Price was the main stumbling block, with the owner of Stock Spirits, U.S. private equity group Oaktree Capital, said to be looking for around 500 million pounds ($823 million).
Diageo’s withdrawal leaves an initial public offering (IPO) the most likely future option, the sources said.
“The issue was very much one of valuation.
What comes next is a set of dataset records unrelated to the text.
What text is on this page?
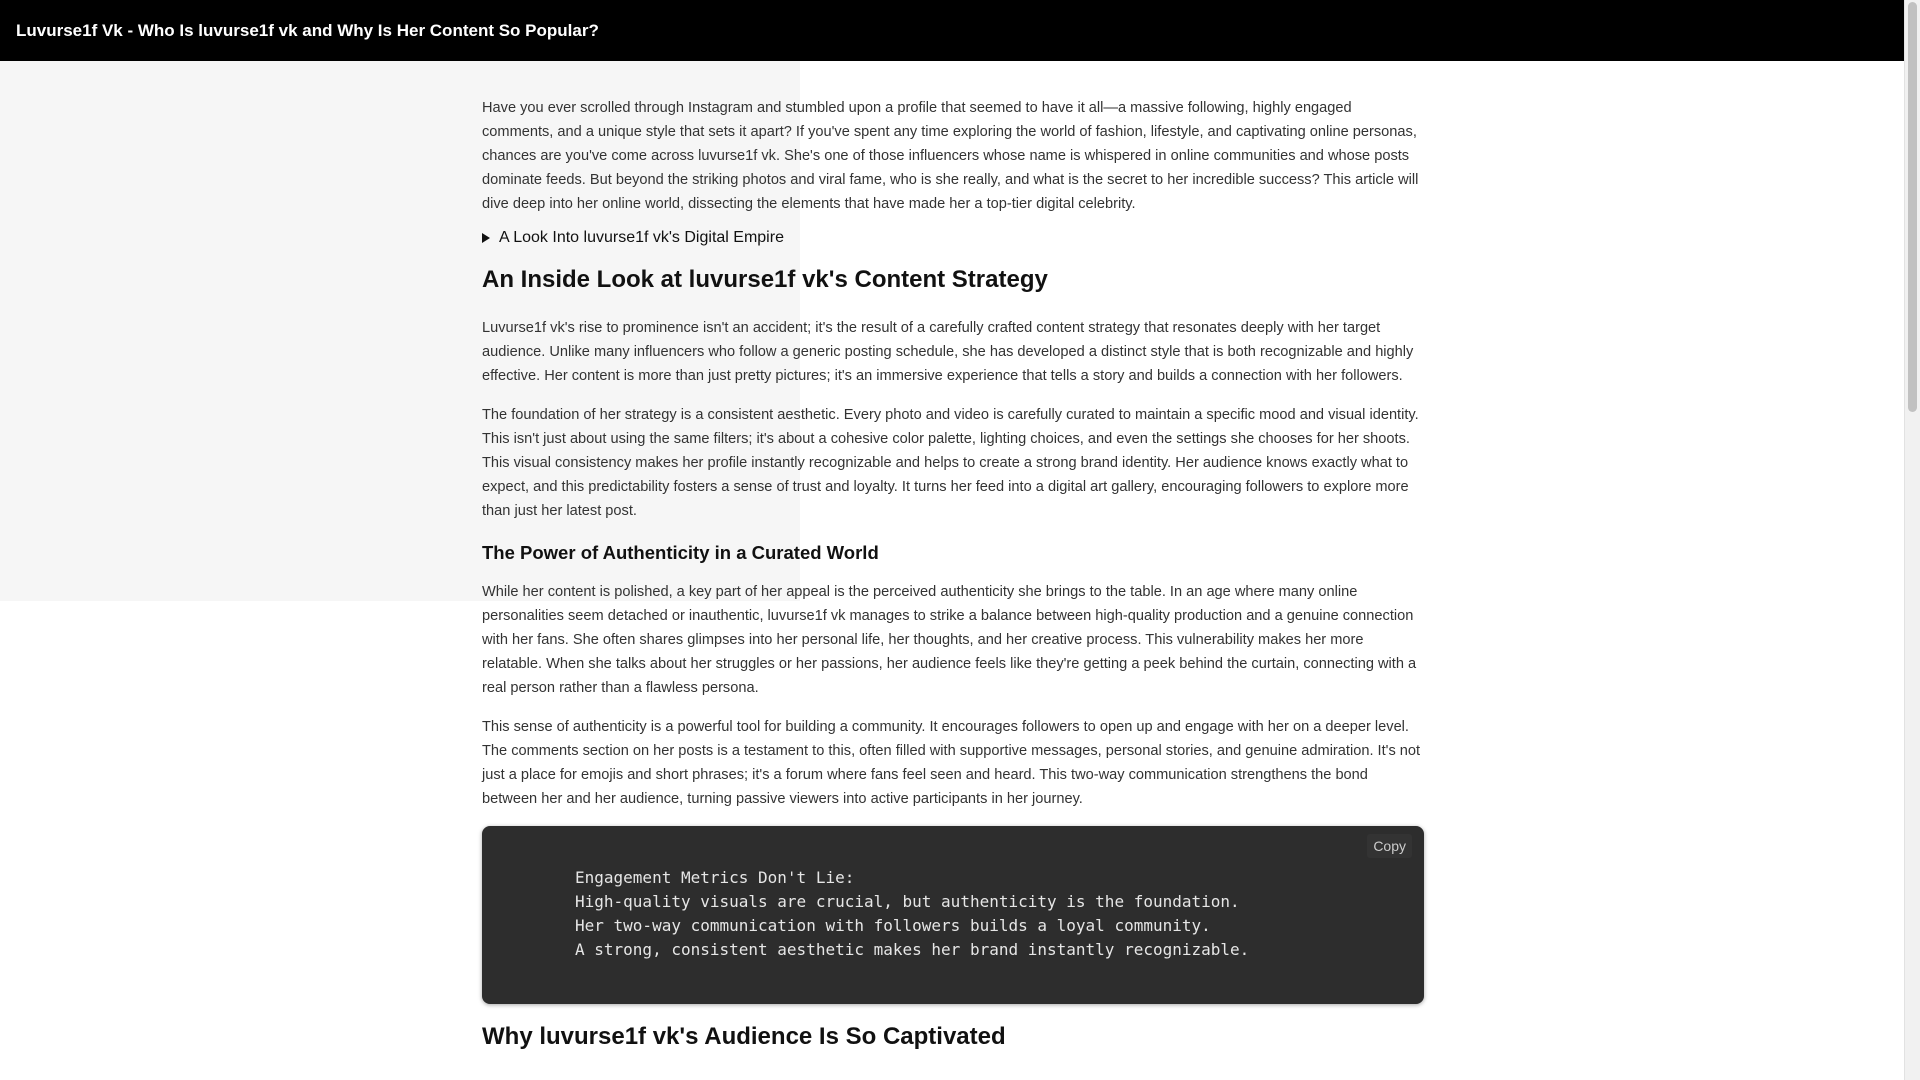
Luvurse1f Vk - Who Is luvurse1f vk and Why Is Her Content So Popular?

Have you ever scrolled through Instagram and stumbled upon a profile that seemed to have it all—a massive following, highly engaged comments, and a unique style that sets it apart? If you've spent any time exploring the world of fashion, lifestyle, and captivating online personas, chances are you've come across luvurse1f vk. She's one of those influencers whose name is whispered in online communities and whose posts dominate feeds. But beyond the striking photos and viral fame, who is she really, and what is the secret to her incredible success? This article will dive deep into her online world, dissecting the elements that have made her a top-tier digital celebrity.

A Look Into luvurse1f vk's Digital Empire
An Inside Look at luvurse1f vk's Content Strategy

Luvurse1f vk's rise to prominence isn't an accident; it's the result of a carefully crafted content strategy that resonates deeply with her target audience. Unlike many influencers who follow a generic posting schedule, she has developed a distinct style that is both recognizable and highly effective. Her content is more than just pretty pictures; it's an immersive experience that tells a story and builds a connection with her followers.

The foundation of her strategy is a consistent aesthetic. Every photo and video is carefully curated to maintain a specific mood and visual identity. This isn't just about using the same filters; it's about a cohesive color palette, lighting choices, and even the settings she chooses for her shoots. This visual consistency makes her profile instantly recognizable and helps to create a strong brand identity. Her audience knows exactly what to expect, and this predictability fosters a sense of trust and loyalty. It turns her feed into a digital art gallery, encouraging followers to explore more than just her latest post.

The Power of Authenticity in a Curated World

While her content is polished, a key part of her appeal is the perceived authenticity she brings to the table. In an age where many online personalities seem detached or inauthentic, luvurse1f vk manages to strike a balance between high-quality production and a genuine connection with her fans. She often shares glimpses into her personal life, her thoughts, and her creative process. This vulnerability makes her more relatable. When she talks about her struggles or her passions, her audience feels like they're getting a peek behind the curtain, connecting with a real person rather than a flawless persona.

This sense of authenticity is a powerful tool for building a community. It encourages followers to open up and engage with her on a deeper level. The comments section on her posts is a testament to this, often filled with supportive messages, personal stories, and genuine admiration. It's not just a place for emojis and short phrases; it's a forum where fans feel seen and heard. This two-way communication strengthens the bond between her and her audience, turning passive viewers into active participants in her journey.

Copy
Engagement Metrics Don't Lie:
High-quality visuals are crucial, but authenticity is the foundation.
Her two-way communication with followers builds a loyal community.
A strong, consistent aesthetic makes her brand instantly recognizable.
Why luvurse1f vk's Audience Is So Captivated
If the seller’s idea of a price comes down then Diageo may rejoin the sale process,” said one source familiar with the matter.
Diageo would not comment.
Its shares were down 0.2 percent to 1,201 pence by 1050 GMT, in a slightly firmer London stock market.
Diageo, the maker of Johnnie Walker whisky and Smirnoff vodka, was the main interested trade buyer looking at the British-headquartered group which makes Czysta de Luxe, an upmarket Polish vodka and also Stock Prestige vodka.
Diageo has been showing renewed interest in emerging markets as Chief Executive Paul Walsh expects these faster-growing regions to make up half of group sales in five years, from about a third at present.
In February, Diageo bought Turkey’s biggest spirit group Mey Icki, maker of national drink raki and local vodkas, for 1.3 billion pounds. It is currently awaiting Chinese regulatory approval to raise its stake in China’s No 4 spirits group Sichuan Shui Jing Fang. [ID:nLDE71K0A4]
Last year, Los Angeles-based Oaktree hired Credit Suisse to look at options for Stock Spirits which included a possible London-based flotation, or a sale to private equity firms or to rival drink companies. But private equity interest has dried up and Diageo was seen as the main trade buyer.
Earlier this month, Stock Spirits appointed two non-executive directors to its board, which is led by non-executive chairman and ex-Diageo executive Jack Keenan.
This was seen as a move to strengthen the board, ahead of a possible flotation.
Stock Spirits was established in 2007 when Oaktree merged the Czech business Stock with Polmas Lublin, its Polish counterpart, which Oaktree had acquired a year earlier.
Analysts estimate Stock Sprits is the market leader in the Polish $2.3 billion vodka market with a 27 percent share compared with Central European Distribution Corp CEDC.O at 26 percent, Belvedere BEVD.PA at 19 percent, Pernod Ricard (PERP.PA) at 11 percent and Diageo less than 2 percent.